Met ogen die branden van slaapgebrek zit ik aan de ontbijttafel. Alle uren van de nacht zag ik voorbijkomen, zonder de gebruikelijke paniek die me op werkdagen bevangt maar wel met een gevoel van deceptie, weer geen zaterdag zoals ik ze graag zie. De tuinman is aan het schoffelen, zijn rug, ouder dan de mijne, maar sterk en soepel gebogen over de natte aarde. Ik lees over het verscheiden van Bernard Haitink, en al die plots opvlammende belangstelling voor zijn carrière brengt me terug naar mijn jeugdjaren, naar al die keren dat ik mijn vader in zijn rokkostuum zag staan, de baton in de aanslag, als aanvoerder van een groot orkest. Dat rokkostuum, dat hangt nu boven aan mijn kledingkast. Het jasje met de bekende pinguïnpanden, de broek met bies, de cumberband en het pochet van wit satijn, alleen het frontje ontbreekt.

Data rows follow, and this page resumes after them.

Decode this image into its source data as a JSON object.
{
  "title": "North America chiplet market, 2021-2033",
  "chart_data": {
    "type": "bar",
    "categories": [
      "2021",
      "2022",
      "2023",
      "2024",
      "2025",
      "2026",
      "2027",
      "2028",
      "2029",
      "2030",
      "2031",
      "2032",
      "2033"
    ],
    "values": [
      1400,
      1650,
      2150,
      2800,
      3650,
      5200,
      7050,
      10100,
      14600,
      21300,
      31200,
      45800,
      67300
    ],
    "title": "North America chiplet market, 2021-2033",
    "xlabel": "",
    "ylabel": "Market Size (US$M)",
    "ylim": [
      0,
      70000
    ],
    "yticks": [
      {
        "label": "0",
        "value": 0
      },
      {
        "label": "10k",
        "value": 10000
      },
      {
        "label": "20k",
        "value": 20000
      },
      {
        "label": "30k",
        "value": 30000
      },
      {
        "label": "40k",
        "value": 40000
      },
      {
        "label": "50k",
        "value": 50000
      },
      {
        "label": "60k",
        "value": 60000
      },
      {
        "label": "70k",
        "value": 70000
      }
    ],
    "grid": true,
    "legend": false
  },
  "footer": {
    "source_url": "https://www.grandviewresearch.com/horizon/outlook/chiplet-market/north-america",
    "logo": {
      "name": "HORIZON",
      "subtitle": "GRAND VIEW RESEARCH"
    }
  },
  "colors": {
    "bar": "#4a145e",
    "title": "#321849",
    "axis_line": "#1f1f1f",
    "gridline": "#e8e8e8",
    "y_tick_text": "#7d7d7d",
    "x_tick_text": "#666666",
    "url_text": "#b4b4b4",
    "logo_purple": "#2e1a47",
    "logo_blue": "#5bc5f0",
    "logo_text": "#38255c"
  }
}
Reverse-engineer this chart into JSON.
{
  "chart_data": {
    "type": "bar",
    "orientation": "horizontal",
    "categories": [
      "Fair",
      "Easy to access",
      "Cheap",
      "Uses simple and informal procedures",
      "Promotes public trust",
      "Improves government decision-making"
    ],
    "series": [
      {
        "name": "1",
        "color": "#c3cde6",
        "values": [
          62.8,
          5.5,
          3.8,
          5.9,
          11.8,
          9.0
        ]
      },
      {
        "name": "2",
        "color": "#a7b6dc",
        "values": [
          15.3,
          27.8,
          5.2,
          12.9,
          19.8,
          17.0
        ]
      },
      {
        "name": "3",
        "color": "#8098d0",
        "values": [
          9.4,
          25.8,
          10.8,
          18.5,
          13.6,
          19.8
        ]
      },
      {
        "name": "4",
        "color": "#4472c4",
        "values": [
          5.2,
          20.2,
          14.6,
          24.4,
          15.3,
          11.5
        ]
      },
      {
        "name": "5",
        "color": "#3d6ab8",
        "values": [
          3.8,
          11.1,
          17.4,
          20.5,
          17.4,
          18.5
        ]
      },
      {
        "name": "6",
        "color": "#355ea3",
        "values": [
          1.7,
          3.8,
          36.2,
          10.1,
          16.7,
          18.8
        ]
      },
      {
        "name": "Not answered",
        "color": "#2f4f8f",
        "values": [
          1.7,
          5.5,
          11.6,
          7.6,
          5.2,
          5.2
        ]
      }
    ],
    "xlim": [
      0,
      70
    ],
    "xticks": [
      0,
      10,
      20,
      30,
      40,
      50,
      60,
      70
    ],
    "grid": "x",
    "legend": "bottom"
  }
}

Mijn broer vroeg het me, 'Wil jij het rokkostuum van pa?'. Dat wilde ik, want voor mij is mijn vader dat ten voeten uit. Het rokkostuum en het rode fleecevest, twee uitersten die zo mooi zijn bestaan weergeven. De flamboyante, charmante koor- en orkestleider en de teruggetrokken eenling, die nooit tv keek en het liefst vroeg naar bed ging met een mooi boek. Een mager zesje gaf hij zijn leven, zei hij op het einde. Hij had tot grotere hoogten willen stijgen, muzikaal gezien, maar verlegenheid, sociale weerzin en de zorg voor een groot gezin hadden hem tegengewerkt. Echte grootsheid laat zich natuurlijk niet tegenhouden. Ook Bernard Haitink was sociaal onhandig, en zeker in zijn beginjaren verlegen en onzeker. Maar hij wist en hij kon en hij zou.
Het rokkostuum zal ik ophangen, pontificaal in de gang, als objet d'art voor iedereen zichtbaar. Als herinnering aan mijn vader maar ook als eerbetoon aan alle schoonheid die hij mij gegeven heeft, Chopin, Liszt, Puccini, Bruch, en vele anderen.